Phase 1

In phase 1, you will be using the LISA dataset in order to make a vehicle localizer using Pytorch. Specifically, you will take the Resnet-18 pretrained model, and modify it so that the final output layer is a bounding box regressor.

Phase 1 Questions

Q1. How does your choice of loss affect the accuracy of your bounding box regressor. Specifically, what is the accuracy difference between L1 or L2 loss? Which works better and why? (To properly answer this question you will need to understand what is happening both conceptually as well have done some experimentation on your model).

Q2. What is the purpose of IoU? Why is it so important in object detection?

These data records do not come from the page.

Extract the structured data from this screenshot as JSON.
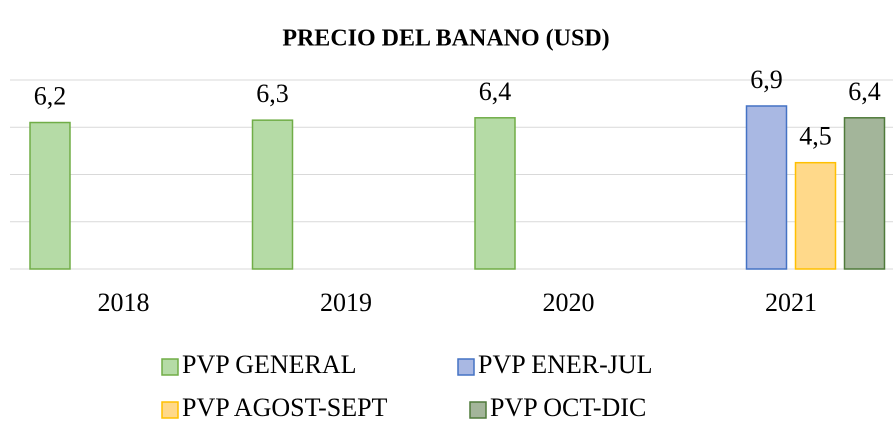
{
  "chart_data": {
    "type": "bar",
    "title": "PRECIO DEL BANANO (USD)",
    "categories": [
      "2018",
      "2019",
      "2020",
      "2021"
    ],
    "series": [
      {
        "name": "PVP GENERAL",
        "color": "#b5dba6",
        "stroke": "#70ad47",
        "values": [
          6.2,
          6.3,
          6.4,
          null
        ],
        "value_labels": [
          "6,2",
          "6,3",
          "6,4",
          null
        ]
      },
      {
        "name": "PVP ENER-JUL",
        "color": "#a9b8e3",
        "stroke": "#4472c4",
        "values": [
          null,
          null,
          null,
          6.9
        ],
        "value_labels": [
          null,
          null,
          null,
          "6,9"
        ]
      },
      {
        "name": "PVP AGOST-SEPT",
        "color": "#ffd98a",
        "stroke": "#ffc000",
        "values": [
          null,
          null,
          null,
          4.5
        ],
        "value_labels": [
          null,
          null,
          null,
          "4,5"
        ]
      },
      {
        "name": "PVP OCT-DIC",
        "color": "#a3b59a",
        "stroke": "#4f7a3a",
        "values": [
          null,
          null,
          null,
          6.4
        ],
        "value_labels": [
          null,
          null,
          null,
          "6,4"
        ]
      }
    ],
    "ylim": [
      0,
      8
    ],
    "yticks": [
      0,
      2,
      4,
      6,
      8
    ],
    "grid": true
  }
}
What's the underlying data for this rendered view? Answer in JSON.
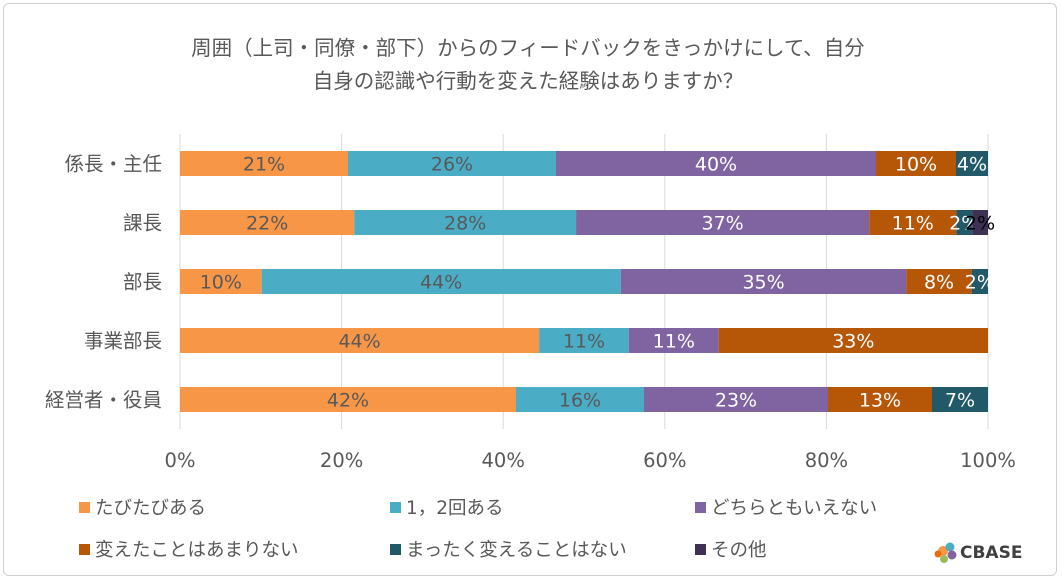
{
  "chart_data": {
    "type": "bar",
    "orientation": "horizontal",
    "stacked": "percent",
    "title_lines": [
      "周囲（上司・同僚・部下）からのフィードバックをきっかけにして、自分",
      "自身の認識や行動を変えた経験はありますか？"
    ],
    "categories": [
      "係長・主任",
      "課長",
      "部長",
      "事業部長",
      "経営者・役員"
    ],
    "series": [
      {
        "name": "たびたびある",
        "color": "#F79646",
        "label_color": "#595959",
        "values": [
          21,
          22,
          10,
          44,
          42
        ]
      },
      {
        "name": "1，2回ある",
        "color": "#4BACC6",
        "label_color": "#595959",
        "values": [
          26,
          28,
          44,
          11,
          16
        ]
      },
      {
        "name": "どちらともいえない",
        "color": "#8064A2",
        "label_color": "#ffffff",
        "values": [
          40,
          37,
          35,
          11,
          23
        ]
      },
      {
        "name": "変えたことはあまりない",
        "color": "#B65708",
        "label_color": "#ffffff",
        "values": [
          10,
          11,
          8,
          33,
          13
        ]
      },
      {
        "name": "まったく変えることはない",
        "color": "#215968",
        "label_color": "#ffffff",
        "values": [
          4,
          2,
          2,
          0,
          7
        ]
      },
      {
        "name": "その他",
        "color": "#3F3151",
        "label_color": "#000000",
        "values": [
          0,
          2,
          0,
          0,
          0
        ]
      }
    ],
    "xlim": [
      0,
      1
    ],
    "xticks": [
      0,
      0.2,
      0.4,
      0.6,
      0.8,
      1.0
    ],
    "xtick_labels": [
      "0%",
      "20%",
      "40%",
      "60%",
      "80%",
      "100%"
    ],
    "gridlines": true,
    "legend_position": "bottom"
  },
  "brand": {
    "name": "CBASE"
  }
}
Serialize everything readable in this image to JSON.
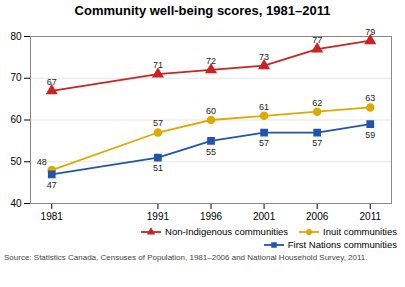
{
  "chart_data": {
    "type": "line",
    "title": "Community well-being scores, 1981–2011",
    "annotations": [
      "Source: Statistics Canada, Censuses of Population, 1981–2006 and National Household Survey, 2011."
    ],
    "x": [
      1981,
      1991,
      1996,
      2001,
      2006,
      2011
    ],
    "xlim": [
      1979,
      2013
    ],
    "xticks": [
      1981,
      1991,
      1996,
      2001,
      2006,
      2011
    ],
    "ylim": [
      40,
      80
    ],
    "yticks": [
      40,
      50,
      60,
      70,
      80
    ],
    "grid": true,
    "legend": "lower right",
    "data_labels": true,
    "series": [
      {
        "name": "Non-Indigenous communities",
        "color": "#cc2222",
        "marker": "triangle",
        "values": [
          67,
          71,
          72,
          73,
          77,
          79
        ]
      },
      {
        "name": "Inuit communities",
        "color": "#ddaa00",
        "marker": "circle",
        "values": [
          48,
          57,
          60,
          61,
          62,
          63
        ]
      },
      {
        "name": "First Nations communities",
        "color": "#2255aa",
        "marker": "square",
        "values": [
          47,
          51,
          55,
          57,
          57,
          59
        ]
      }
    ]
  }
}
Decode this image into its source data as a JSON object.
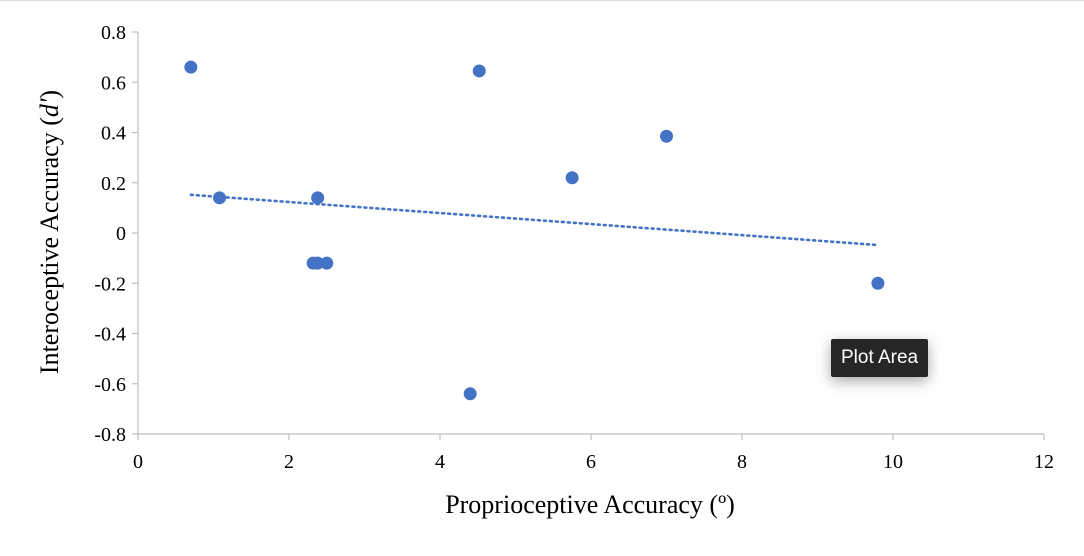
{
  "chart_data": {
    "type": "scatter",
    "xlabel": "Proprioceptive Accuracy (º)",
    "ylabel_prefix": "Interoceptive Accuracy (",
    "ylabel_italic": "d'",
    "ylabel_suffix": ")",
    "xlim": [
      0,
      12
    ],
    "ylim": [
      -0.8,
      0.8
    ],
    "x_ticks": [
      0,
      2,
      4,
      6,
      8,
      10,
      12
    ],
    "y_ticks": [
      -0.8,
      -0.6,
      -0.4,
      -0.2,
      0,
      0.2,
      0.4,
      0.6,
      0.8
    ],
    "x_tick_labels": [
      "0",
      "2",
      "4",
      "6",
      "8",
      "10",
      "12"
    ],
    "y_tick_labels": [
      "-0.8",
      "-0.6",
      "-0.4",
      "-0.2",
      "0",
      "0.2",
      "0.4",
      "0.6",
      "0.8"
    ],
    "grid": false,
    "marker_color": "#4472C4",
    "points": [
      {
        "x": 0.7,
        "y": 0.66
      },
      {
        "x": 1.08,
        "y": 0.14
      },
      {
        "x": 2.32,
        "y": -0.12
      },
      {
        "x": 2.38,
        "y": 0.14
      },
      {
        "x": 2.38,
        "y": -0.12
      },
      {
        "x": 2.5,
        "y": -0.12
      },
      {
        "x": 4.4,
        "y": -0.64
      },
      {
        "x": 4.52,
        "y": 0.645
      },
      {
        "x": 5.75,
        "y": 0.22
      },
      {
        "x": 7.0,
        "y": 0.385
      },
      {
        "x": 9.8,
        "y": -0.2
      }
    ],
    "trendline": {
      "style": "dotted",
      "color": "#4472C4",
      "x": [
        0.7,
        9.8
      ],
      "y": [
        0.152,
        -0.048
      ]
    }
  },
  "tooltip": {
    "label": "Plot Area"
  }
}
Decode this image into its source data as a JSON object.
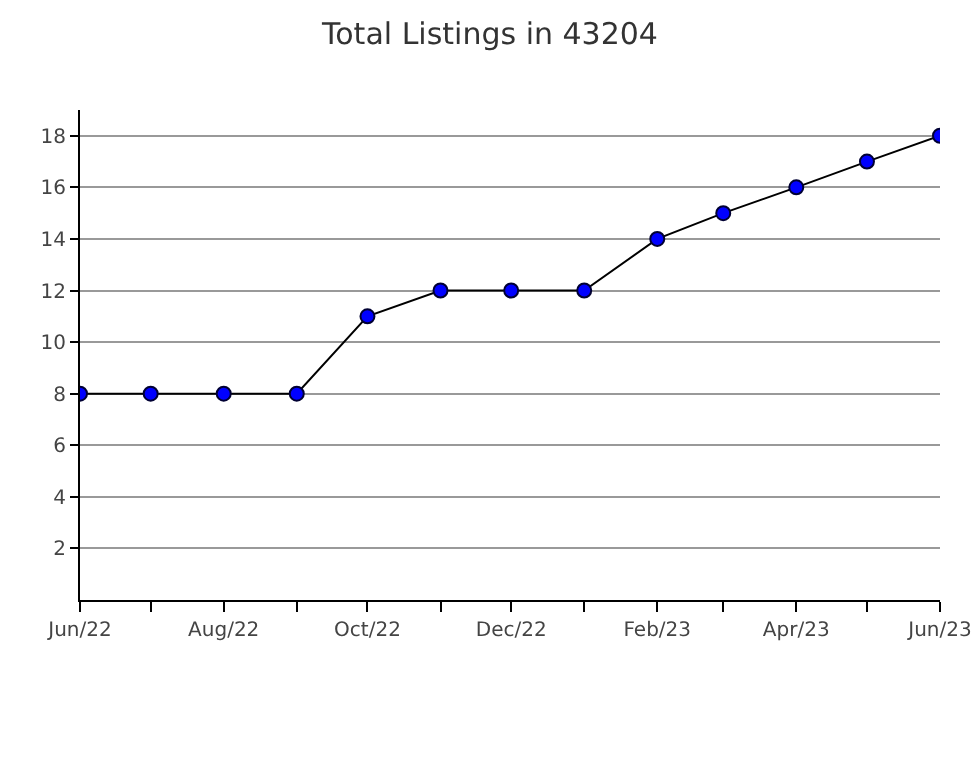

Q3. The current model in this phase can only do single object detection. How would you transform this model to handle multiple object detection? (There are multiple valid answers to this. You should compare the merits of each method.)

Phase 2

In phase 2, you will be comparing how YOLO-based unified regression models do against Region Proposal Based networks on the COCO dataset. Specifically, you will need to train models using both YOLOv3 and Mask-RCNN.

Motivation

The goal of this phase is to familiarize how to benchmark the performance of state of the art deep learning algorithms on common datasets. In industry it is very common to productionize the best open source models rather than spending time developing a custom architecture as the development times are very expensive and its possible to make a very accurate model if you have enough data.

Assignment Details

Model Creation

In this assignment you will need to produce two object detection models. For benchmark purposes you will need to have two models trained on the COCO dataset. The algorithms you will use for the object detection model are YOLOv3 and Mask-RCNN. Both algorithms have multiple open source implementations. It is up to you to choose the open source implementation for both algorithms you would like to use. There are docker images on both Kronos and Atlas that will allow you to run all of the implementations linked in the README. You will need to figure out how to train the COCO dataset. However, you do not need to go through the entire training process for both these models. Since we are so restricted in terms of compute resources, it would be impossible to finish this lab in a week because for each student it could take anywhere from 2-3 days to train both models on the entire COCO dataset. Instead, you can use pre-trained weights on the COCO dataset, as you will need to use one of the two models to produce a video for phase 3. One thing to note, is that the COCO dataset has more than just vehicles, but other various objects. However, your detector should suppress drawing bounding boxes for any non-vehicle objects.

Code Documentation

Your report should include detailed instructions on how to run and train both models. This includes the proper directory structure, command line inputs, python scripts, docker setup, etc. This is to help you get into the habit of creating good documentation to replicate your results. Your documentation should also show how to use your model weights to find all vehicles (not just cars, but trucks, motorcycles, etc.) in a random image.

Report

Your report should argue for the use of one of these models to be used as a vehicle detector. Your report will be graded on the quality of your argument for one model vs the other. Your report should discuss the accuracy of the model, the speed at which each model runs on a single GPU, and any other metrics which you consider important to a vehicle detection model. Your answer should be justified with statistics from your experimentation with each algorithm as well as from your understandings of how each model works. This can be done by citing knowledge from the original papers themselves, statistics, as well as knowledge, you have gained from class. Your report should provide a very clear argument as to why one model is better than the other, and you must be very explicit as to the model you believe works better for vehicle detection.

Phase 3

After determining which model works better for vehicle detection,you must use that model to detect all vehicles in the Udacity highway video from the lane line detection lab. Please include the final video with both the detected vehicles and the detected lane lines. Please keep in mind that your final video should only include vehicles on the road. If the video includes detections of other objects it will be considered incorrect.

Bonus: Output the real world coordinate locations for all the vehicles detected (you just need to provide the X,Y coordinates).

Final Submission Details

Your final submission must include the following things: 1. Your filled out Python notebook for Phase 1.

Full instructions in a markdown file for training/inference of both Mask-rcnn and YOLOv3 as specified in the Phase 2 instructions.
A report with the answers for the Phase 1 questions, and your report for Phase 2.
A video with all detected objects as well as lane line detections in the Udacity lane line detection video.